Last week I told you about how we got into the cul-de-sac where the ‘mafutamingi’ mentality has driven our development agenda. This is your corner of the world where beer is sipped by straw, and success is still determined by the size of your belly. What got us into this state of affairs cannot get us out. We must start thinking out of the box and here are three ‘little’ anecdotes that can help us to get back on the right track.
First and foremost we must have a mind set change. We need a paradigm shift to realize that development is an all-encompassing process. It is not just about putting up buildings. Daniel Kalinaki, in referring to the Two Rivers project in Nairobi was alluding to the fact that development must take into account all stakeholders, the long-term implications of the development projects, and the environmental implications of those developments.
Others have railed against those who stand in the way of new projects like the redevelopment of Nakivubo War Memorial Stadium. Their view is that once there is an idea to put up a building, we naysayers should not stand in the way of that development. Otherwise we would still have a marsh at Lugogo, and no Garden City or Oasis Mall! What they forget, in presenting this argument, is the history of these national assets. Do they know that the Trustees of Nakivubo Stadium are not the owners? Or does what happened to Fort Lugard in Old Kampala make for national pride?
Development is not just a matter of finding open spaces and handing them out to fly by night developers. It is not just a matter of building monstrosities like some of the malls in downtown Kampala. In any case, does Kampala look better because the open spaces have been occupied? Actually it is worse for the wear. It does not breathe, and presents serious health and safety risks in its current state. It takes a mindset to understand that there must be master plan and we ought to work according to it.

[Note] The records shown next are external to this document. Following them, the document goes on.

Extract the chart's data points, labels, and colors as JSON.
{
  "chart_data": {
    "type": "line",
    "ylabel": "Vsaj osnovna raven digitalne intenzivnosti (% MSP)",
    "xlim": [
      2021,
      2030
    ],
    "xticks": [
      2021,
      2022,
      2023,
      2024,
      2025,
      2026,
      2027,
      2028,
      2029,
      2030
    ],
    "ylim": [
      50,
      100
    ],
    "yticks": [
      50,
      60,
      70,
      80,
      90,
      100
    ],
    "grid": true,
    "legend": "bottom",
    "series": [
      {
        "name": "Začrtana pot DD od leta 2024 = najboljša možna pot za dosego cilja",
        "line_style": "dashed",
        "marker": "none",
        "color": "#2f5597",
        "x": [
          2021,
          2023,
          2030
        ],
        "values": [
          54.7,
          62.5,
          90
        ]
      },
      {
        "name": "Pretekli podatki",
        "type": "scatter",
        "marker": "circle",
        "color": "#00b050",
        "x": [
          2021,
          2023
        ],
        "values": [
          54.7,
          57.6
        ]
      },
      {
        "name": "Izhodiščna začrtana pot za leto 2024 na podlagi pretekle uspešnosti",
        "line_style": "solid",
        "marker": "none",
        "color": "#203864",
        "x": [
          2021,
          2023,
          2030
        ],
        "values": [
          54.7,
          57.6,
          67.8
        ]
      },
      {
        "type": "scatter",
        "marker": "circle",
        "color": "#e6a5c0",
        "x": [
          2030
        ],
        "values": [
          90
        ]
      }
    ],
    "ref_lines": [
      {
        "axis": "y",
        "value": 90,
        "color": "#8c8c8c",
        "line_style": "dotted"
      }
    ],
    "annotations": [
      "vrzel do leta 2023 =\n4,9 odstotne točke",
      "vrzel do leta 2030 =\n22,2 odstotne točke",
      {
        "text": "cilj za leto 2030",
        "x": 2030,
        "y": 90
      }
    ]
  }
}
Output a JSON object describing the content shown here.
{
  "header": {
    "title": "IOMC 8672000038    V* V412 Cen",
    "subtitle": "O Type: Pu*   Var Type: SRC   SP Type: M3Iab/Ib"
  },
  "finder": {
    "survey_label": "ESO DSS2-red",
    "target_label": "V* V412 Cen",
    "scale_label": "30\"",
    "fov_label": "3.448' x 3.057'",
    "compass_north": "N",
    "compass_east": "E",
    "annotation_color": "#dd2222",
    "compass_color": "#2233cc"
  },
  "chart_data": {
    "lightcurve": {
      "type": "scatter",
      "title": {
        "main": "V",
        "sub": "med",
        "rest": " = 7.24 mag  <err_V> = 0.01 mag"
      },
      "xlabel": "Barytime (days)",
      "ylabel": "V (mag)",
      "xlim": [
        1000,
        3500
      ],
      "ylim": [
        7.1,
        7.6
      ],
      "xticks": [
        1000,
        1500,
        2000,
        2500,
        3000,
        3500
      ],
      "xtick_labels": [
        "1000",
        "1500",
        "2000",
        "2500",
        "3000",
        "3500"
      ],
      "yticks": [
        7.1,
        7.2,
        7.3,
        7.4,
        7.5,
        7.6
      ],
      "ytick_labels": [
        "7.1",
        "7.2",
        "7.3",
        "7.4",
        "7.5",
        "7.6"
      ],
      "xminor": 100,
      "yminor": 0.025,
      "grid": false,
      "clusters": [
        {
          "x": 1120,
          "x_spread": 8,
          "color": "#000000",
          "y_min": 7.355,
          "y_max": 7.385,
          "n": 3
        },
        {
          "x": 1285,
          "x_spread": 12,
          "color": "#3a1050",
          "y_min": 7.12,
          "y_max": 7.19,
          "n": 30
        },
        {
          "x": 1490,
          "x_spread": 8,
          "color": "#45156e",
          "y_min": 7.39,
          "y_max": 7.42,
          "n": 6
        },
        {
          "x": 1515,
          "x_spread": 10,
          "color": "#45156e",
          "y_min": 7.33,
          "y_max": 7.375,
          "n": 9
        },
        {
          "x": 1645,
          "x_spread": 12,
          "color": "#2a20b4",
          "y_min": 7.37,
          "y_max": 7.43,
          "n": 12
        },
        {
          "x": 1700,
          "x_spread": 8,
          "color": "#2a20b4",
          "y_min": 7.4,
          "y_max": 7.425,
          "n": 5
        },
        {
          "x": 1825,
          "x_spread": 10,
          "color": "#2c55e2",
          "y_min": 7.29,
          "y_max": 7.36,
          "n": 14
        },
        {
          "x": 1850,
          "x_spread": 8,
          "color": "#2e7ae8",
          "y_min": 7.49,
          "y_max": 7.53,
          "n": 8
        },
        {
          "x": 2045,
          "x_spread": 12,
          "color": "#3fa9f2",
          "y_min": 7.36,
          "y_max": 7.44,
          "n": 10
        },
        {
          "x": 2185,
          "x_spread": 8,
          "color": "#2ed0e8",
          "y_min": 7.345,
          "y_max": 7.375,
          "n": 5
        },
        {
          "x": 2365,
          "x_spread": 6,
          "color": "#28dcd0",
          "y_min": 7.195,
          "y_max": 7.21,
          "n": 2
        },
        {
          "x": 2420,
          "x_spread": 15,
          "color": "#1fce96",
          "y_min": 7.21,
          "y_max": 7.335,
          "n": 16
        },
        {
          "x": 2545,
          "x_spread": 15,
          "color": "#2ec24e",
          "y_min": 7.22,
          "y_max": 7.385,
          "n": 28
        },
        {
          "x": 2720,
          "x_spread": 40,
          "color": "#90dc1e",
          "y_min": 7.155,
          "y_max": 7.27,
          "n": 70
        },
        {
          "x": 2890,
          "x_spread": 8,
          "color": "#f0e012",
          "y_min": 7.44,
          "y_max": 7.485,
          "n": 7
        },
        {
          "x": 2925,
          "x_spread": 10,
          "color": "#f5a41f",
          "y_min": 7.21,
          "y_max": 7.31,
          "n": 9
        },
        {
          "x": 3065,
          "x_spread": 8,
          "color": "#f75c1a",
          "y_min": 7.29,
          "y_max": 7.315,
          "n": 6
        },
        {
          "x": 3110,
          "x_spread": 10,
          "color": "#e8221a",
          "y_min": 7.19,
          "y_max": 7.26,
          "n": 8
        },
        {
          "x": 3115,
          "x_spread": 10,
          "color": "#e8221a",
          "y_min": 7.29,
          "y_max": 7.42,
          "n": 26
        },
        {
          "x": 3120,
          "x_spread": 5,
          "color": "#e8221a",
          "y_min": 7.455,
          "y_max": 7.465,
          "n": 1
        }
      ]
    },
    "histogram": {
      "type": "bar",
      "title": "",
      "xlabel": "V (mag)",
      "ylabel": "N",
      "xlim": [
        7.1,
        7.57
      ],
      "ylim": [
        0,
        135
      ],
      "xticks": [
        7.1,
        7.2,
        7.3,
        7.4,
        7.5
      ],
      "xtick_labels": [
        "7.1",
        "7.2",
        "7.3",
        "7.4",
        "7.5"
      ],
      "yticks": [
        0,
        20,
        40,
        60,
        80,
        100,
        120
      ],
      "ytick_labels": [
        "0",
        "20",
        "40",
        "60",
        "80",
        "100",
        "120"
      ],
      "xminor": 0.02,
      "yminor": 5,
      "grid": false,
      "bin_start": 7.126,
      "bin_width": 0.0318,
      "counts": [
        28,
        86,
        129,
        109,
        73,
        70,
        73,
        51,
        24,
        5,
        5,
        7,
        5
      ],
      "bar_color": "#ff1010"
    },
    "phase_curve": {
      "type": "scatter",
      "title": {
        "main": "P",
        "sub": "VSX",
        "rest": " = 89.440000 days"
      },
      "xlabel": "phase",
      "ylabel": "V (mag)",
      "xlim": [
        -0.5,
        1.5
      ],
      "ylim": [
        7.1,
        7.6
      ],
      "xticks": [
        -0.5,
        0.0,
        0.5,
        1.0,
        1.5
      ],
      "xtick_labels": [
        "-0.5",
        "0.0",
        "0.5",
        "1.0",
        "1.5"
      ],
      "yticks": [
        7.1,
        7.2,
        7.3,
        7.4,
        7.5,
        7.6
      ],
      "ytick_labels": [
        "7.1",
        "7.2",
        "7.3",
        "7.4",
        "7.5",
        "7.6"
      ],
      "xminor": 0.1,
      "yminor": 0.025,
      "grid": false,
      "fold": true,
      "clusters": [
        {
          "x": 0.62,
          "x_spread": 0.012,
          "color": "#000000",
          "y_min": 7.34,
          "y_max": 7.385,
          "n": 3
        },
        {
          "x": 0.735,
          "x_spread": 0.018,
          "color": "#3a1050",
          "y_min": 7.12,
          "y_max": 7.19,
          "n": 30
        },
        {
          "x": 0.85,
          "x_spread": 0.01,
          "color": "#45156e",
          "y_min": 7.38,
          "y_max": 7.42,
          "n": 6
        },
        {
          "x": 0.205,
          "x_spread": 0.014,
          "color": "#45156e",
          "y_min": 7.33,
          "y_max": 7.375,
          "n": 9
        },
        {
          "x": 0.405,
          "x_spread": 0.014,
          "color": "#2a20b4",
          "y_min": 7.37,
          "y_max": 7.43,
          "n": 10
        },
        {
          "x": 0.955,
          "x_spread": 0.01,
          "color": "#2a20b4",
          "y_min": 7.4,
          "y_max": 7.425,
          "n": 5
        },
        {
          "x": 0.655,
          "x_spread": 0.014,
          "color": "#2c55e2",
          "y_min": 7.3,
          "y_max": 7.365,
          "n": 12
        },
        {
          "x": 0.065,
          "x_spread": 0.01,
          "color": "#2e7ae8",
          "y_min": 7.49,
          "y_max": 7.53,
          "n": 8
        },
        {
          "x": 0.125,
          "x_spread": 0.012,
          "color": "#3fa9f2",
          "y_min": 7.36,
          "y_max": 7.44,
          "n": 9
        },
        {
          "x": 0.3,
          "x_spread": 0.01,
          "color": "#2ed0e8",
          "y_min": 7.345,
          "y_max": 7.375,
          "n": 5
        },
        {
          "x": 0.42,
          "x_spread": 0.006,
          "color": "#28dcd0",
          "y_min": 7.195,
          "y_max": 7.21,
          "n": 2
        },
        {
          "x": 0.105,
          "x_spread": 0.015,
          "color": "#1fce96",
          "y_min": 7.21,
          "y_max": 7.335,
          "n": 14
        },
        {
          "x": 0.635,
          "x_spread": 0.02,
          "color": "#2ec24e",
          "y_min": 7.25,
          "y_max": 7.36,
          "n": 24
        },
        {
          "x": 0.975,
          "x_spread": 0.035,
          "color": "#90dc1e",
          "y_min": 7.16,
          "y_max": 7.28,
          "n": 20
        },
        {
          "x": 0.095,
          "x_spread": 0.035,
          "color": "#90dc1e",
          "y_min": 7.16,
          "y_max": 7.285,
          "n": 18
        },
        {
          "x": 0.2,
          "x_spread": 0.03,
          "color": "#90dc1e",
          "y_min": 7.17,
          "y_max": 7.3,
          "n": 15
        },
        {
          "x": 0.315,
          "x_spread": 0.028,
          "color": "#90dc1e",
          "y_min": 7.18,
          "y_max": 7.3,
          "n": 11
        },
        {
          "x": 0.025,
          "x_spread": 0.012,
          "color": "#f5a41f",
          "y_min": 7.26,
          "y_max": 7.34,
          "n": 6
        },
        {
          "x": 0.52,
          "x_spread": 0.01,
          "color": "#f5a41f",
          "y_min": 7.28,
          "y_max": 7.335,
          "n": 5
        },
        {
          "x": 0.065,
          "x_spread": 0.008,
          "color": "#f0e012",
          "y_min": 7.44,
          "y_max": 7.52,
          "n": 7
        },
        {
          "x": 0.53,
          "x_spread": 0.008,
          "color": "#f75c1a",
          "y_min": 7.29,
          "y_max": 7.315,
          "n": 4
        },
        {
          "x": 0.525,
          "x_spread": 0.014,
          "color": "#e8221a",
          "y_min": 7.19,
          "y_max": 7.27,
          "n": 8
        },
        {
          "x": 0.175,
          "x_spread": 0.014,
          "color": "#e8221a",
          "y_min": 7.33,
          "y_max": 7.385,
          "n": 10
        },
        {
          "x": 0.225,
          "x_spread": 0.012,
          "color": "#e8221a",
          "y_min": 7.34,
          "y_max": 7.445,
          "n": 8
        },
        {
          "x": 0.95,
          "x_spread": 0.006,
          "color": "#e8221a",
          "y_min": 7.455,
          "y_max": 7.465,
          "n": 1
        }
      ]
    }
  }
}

Second, if we are to move towards that desired middle-income status, we equally do need an administrative system that works to spur progress. We cannot afford to live in a state of legal limbo and standoffs. How do we put in place a system that enables us to resolve misunderstandings in an expeditious and timely manner without resorting to courts each time we have a disagreement? Such failure to expeditiously resolve conflict means property rights are always at risk and that is a disincentive to investment.
Take the long drawn out search for a Vice Chancellor for Kyambogo. Maybe I don’t understand the importance of being a Vice Chancellor, but how can a Council of wise men fail to fill a vacancy for more than a year? It cannot be ineptitude. Rather it is a system of public administration rules and procedures bequeathed by colonialism that do not work any more. How come there is no crisis finding a president for Harvard University which is a billion dollar venture? A system of archaic rules and procedures that paralyses institutions cannot lead us to middle income status.
My third anecdote is rather obvious; incomes in the hands of Ugandans. You can’t have middle-income status if the natives do not have money in their pockets. They must have a means to earn money and then go and spend it so that the fabled ‘middle income’ status becomes a reality. So where are the investments and mechanisms that we are putting in place to address the flow of incomes that will make us middle-income status? Building infrastructure on its own just won’t do it. The local economy badly needs a shot in the arm. Unless we think middle-income status is just a statistical average.
Professor Samuel Sejjaaka is Country Team Leader, Abacus Business School.